Le luci dei flash e delle telecamere si spengono, le porte si chiudono e i due primati rimangono in colloquio privato per due ore in una saletta preparata appositamente. Quando escono, ad attenderli, tutti in piedi, ci sono le delegazioni della Santa Sede con in prima fila il cardinale Kurt Koch, presidente del Pontificio Consiglio per l’unità dei cristiani, e il metropolita Hilarion, capo del Dipartimento del Patriarca per le relazioni esterne, che hanno lavorato assiduamente e dietro le quinte per la realizzazione dell’incontro. E davanti a loro, Kirill e Francesco firmano una Dichiarazione comune.

«Abbiamo svolto una discussione fraterna di due ore – ha detto il patriarca Kirill prendendo per primo la parola -. È stata una discussione piena di contenuti che ci ha dato la possibilità di comprendere e sentire la posizione dell’uno e dell’altro. I risultati di questo colloquio permettono di dire che le nostre due Chiese possono lavorare attivamente», «insieme» e «con piena responsabilità» affinché «non ci sia più la guerra, affinché ovunque la vita umana sia rispettata e perché si rafforzino le fondamenta della morale della famiglia e della persona».

Papa Francesco nel suo breve intervento torna a ribadire le fondamenta del suo ecumenismo: «Abbiamo parlato come fratelli. Abbiamo lo stesso battesimo. Siamo vescovi». Anche il Papa parla di una discussione franca e «senza mezze parole» e prima di lasciare L’Avana, ha rivolto un pensiero al popolo cubano e al suo presidente Raul Castro. «Se continua così – ha detto -, Cuba sarà la capitale dell’unità».

Dieci pagine in 30 paragrafi

La Dichiarazione firmata da papa Francesco e dal patriarca Kirill è un testo corposo che affronta molte questioni, tutte attuali, tutte urgenti. Al cuore della Dichiarazione c’è un accorato Appello alla comunità internazionale affinché «faccia ogni sforzo possibile» per porre fine alla violenza e al terrorismo e contribuisca attraverso il dialogo, l’attivazione di canali umanitari e il tavolo dei negoziati a un rapido ristabilimento della pace civile in Siria e Iraq. Francesco e Kirill hanno nel loro cuore la sorte dei cristiani perseguitati e uniscono le loro voci in nome di quell’ecumenismo del sangue dove il martirio non fa differenza.

All’Europa i vescovi delle due Chiese di Roma e di Mosca lanciano l’appello a rimanere «fedele alle sue radici cristiane» ed esprimono la loro preoccupazione quando «alcune forze politiche, guidate dall’ideologia di un secolarismo tante volte assai aggressivo, cercano di spingere» i cristiani «ai margini della vita pubblica». Nella Dichiarazione si parla della famiglia fondata sul matrimonio e sull’amore «di un uomo e di una donna» e si esprime rammarico per l’emergere di altre forme di convivenza «poste allo stesso livello di questa unione». Sono temi – quelli etici e bioetici – che trovano le due Chiese sulla stessa lunghezza d’onda.

Più delicata invece è la questione dell’«uniatismo», legata alla Chiesa greco-cattolica e all’Ucraina.

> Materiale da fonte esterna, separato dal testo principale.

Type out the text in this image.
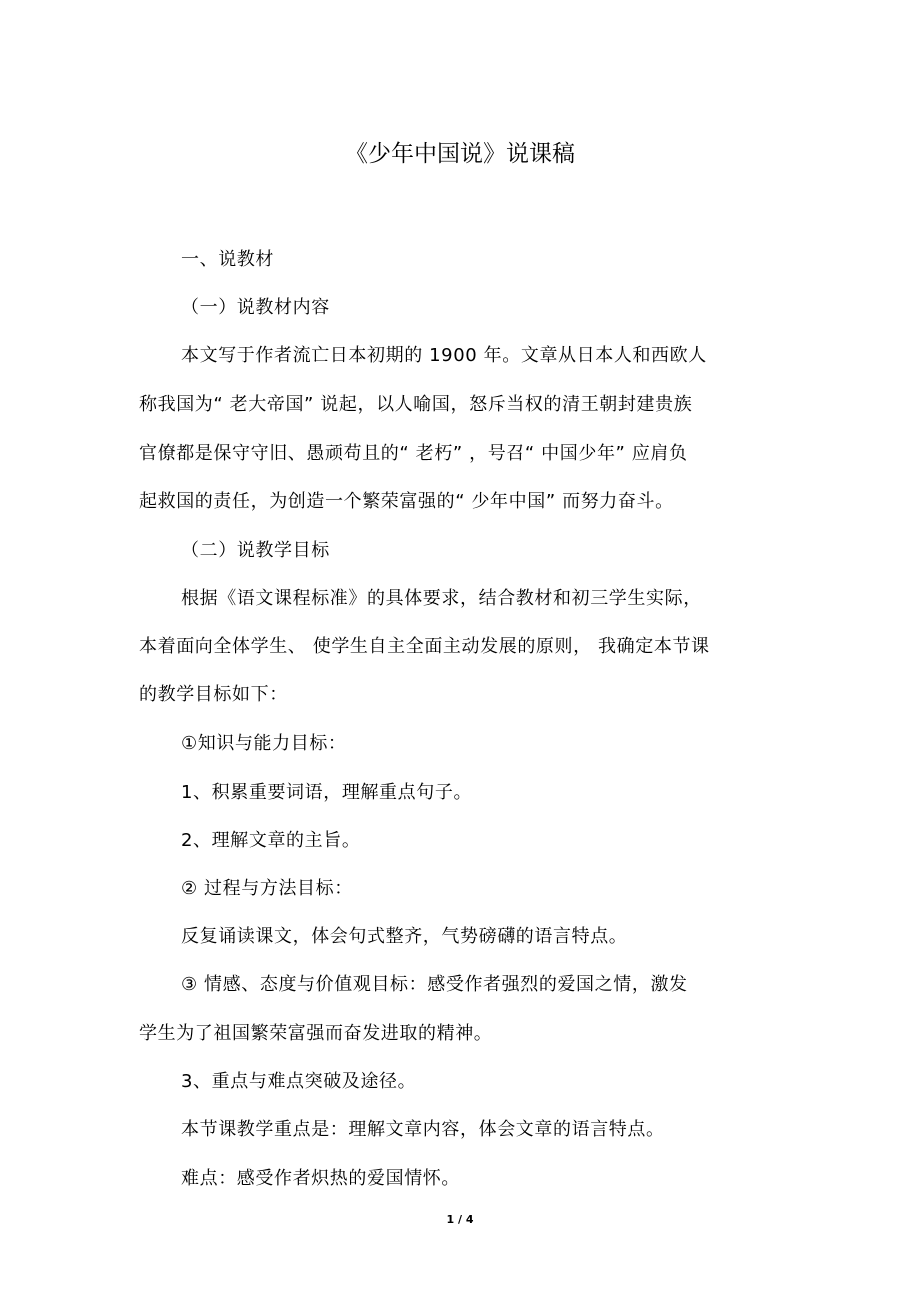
《少年中国说》说课稿
一、说教材
（一）说教材内容
本文写于作者流亡日本初期的 1900 年。文章从日本人和西欧人
称我国为“ 老大帝国” 说起，以人喻国，怒斥当权的清王朝封建贵族
官僚都是保守守旧、愚顽苟且的“ 老朽” ，号召“ 中国少年” 应肩负
起救国的责任，为创造一个繁荣富强的“ 少年中国” 而努力奋斗。
（二）说教学目标
根据《语文课程标准》的具体要求，结合教材和初三学生实际，
本着面向全体学生、 使学生自主全面主动发展的原则， 我确定本节课
的教学目标如下：
①知识与能力目标：
1、积累重要词语，理解重点句子。
2、理解文章的主旨。
② 过程与方法目标：
反复诵读课文，体会句式整齐，气势磅礴的语言特点。
③ 情感、态度与价值观目标：感受作者强烈的爱国之情，激发
学生为了祖国繁荣富强而奋发进取的精神。
3、重点与难点突破及途径。
本节课教学重点是：理解文章内容，体会文章的语言特点。
难点：感受作者炽热的爱国情怀。
1 / 4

Questione che viene affrontata nella Dichiarazione lanciando anche in questo caso un appello coraggioso alle proprie comunità di riferimento: «Ortodossi e greco-cattolici hanno bisogno di riconciliarsi e di trovare forme di convivenza reciprocamente accettabili».

«Dalla nostra capacità di dare insieme testimonianza dello Spirito di verità in questi tempi difficili dipende in gran parte il futuro dell’umanità». È questa responsabilità e questa consapevolezza ad aver spinto i due leader a mettere da parte secoli di incomprensioni e pregiudizi per un abbraccio destinato ad aprire una pagina nuova non solo nella storia del cammino delle Chiese verso la piena e visibile unità, ma anche per la storia dell’umanità, che in tempi di guerre dichiarate in nome di Dio ha bisogno di segni di speranza. Segni che dicono che i processi di riconciliazione, sebbene lunghi e difficili, sono sempre possibili.